India on Thursday formally split the state of Jammu and Kashmir into two federally administered territories in its effort to tighten control over the militancy-ridden region.
The move comes despite a prolonged shutdown in response to the Indian government’s move on August 5 removing special autonomy enjoyed by the region.
Under the new arrangement, the erstwhile state becomes two federally administered territories of Ladakh, and Jammu and Kashmir. The two territories would now be administered directly from Delhi through two lieutenant governors who took their oaths of office on Thursday.
The region, which is disputed between India and Pakistan, has seen a deadly secessionist militancy since the mid-1980s in which more than 45,000 people have died.
Thursday’s formal split is part of the ruling Hindu nationalist Bharatiya Janata Party’s controversial Aug. 5 move abrogating laws that gave the Muslim-majority region greater autonomy.
From Thursday, the region will no longer have its constitution and flag, and Kashmiris lose their exclusive right to own land in the new territories.
Thousands of troops were deployed in the restive valley and it was placed under a security and communications lockdown as the government moved to scrap the special status in August.
Most restrictions have been eased, but the internet is yet to be restored and thousands of local political leaders and activists remain in detention. Shops and businesses remain largely closed in what is seen as both a protest against the government’s move and fear of militant attacks.
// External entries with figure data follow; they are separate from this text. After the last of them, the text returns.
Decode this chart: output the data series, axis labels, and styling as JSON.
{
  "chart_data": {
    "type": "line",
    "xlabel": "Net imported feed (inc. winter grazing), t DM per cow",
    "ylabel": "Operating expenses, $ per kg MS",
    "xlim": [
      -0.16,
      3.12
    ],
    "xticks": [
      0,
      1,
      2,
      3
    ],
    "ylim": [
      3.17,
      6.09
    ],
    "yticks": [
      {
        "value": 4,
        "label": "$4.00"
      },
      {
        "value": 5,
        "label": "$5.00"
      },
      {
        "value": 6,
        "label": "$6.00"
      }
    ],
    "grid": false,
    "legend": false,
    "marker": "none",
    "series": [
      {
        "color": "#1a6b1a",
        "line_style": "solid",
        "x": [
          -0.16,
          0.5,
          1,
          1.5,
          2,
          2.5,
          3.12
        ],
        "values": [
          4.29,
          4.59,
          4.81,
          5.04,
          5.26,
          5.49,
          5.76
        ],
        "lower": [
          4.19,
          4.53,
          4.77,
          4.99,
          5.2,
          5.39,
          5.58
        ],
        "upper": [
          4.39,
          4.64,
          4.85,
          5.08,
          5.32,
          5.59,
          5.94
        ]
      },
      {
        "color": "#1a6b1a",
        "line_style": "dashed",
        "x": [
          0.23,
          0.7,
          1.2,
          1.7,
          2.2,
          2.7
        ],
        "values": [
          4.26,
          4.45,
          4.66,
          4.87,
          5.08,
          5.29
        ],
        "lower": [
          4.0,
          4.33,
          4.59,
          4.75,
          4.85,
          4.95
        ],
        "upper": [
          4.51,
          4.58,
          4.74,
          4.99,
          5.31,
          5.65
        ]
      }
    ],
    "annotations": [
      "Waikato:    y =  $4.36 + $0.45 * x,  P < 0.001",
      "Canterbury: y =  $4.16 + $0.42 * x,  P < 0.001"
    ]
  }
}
More than a dozen people including migrant labourers, orchard owners, and traders have been killed by militants in the past two months.
Jammu and Kashmir was a region administered by India as a state from 1954 to 2019, constituting the southern and southeastern portion of the larger Kashmir region, which has been the subject of a dispute between India, Pakistan, and China since the mid-20th century.
The underlying region of this state were parts of the former princely state of Jammu and Kashmir, whose western districts, now known as Azad Kashmir, and northern territories, now known as Gilgit-Baltistan, are administered by Pakistan.
The Aksai Chin region in the east, bordering Tibet, has been under Chinese control since 1962.
After the Government of India repealed the special status accorded to Jammu and Kashmir under Article 370 of the Indian constitution in 2019, the Parliament of India passed the Jammu and Kashmir Reorganisation Act.
The Act contained provisions that dissolved the state and reorganised it into two union territories – Jammu and Kashmir in the west and Ladakh in the east, with effect from Oct. 31, 2019.
At the time of its dissolution, Jammu and Kashmir was the only state in India with a Muslim-majority population.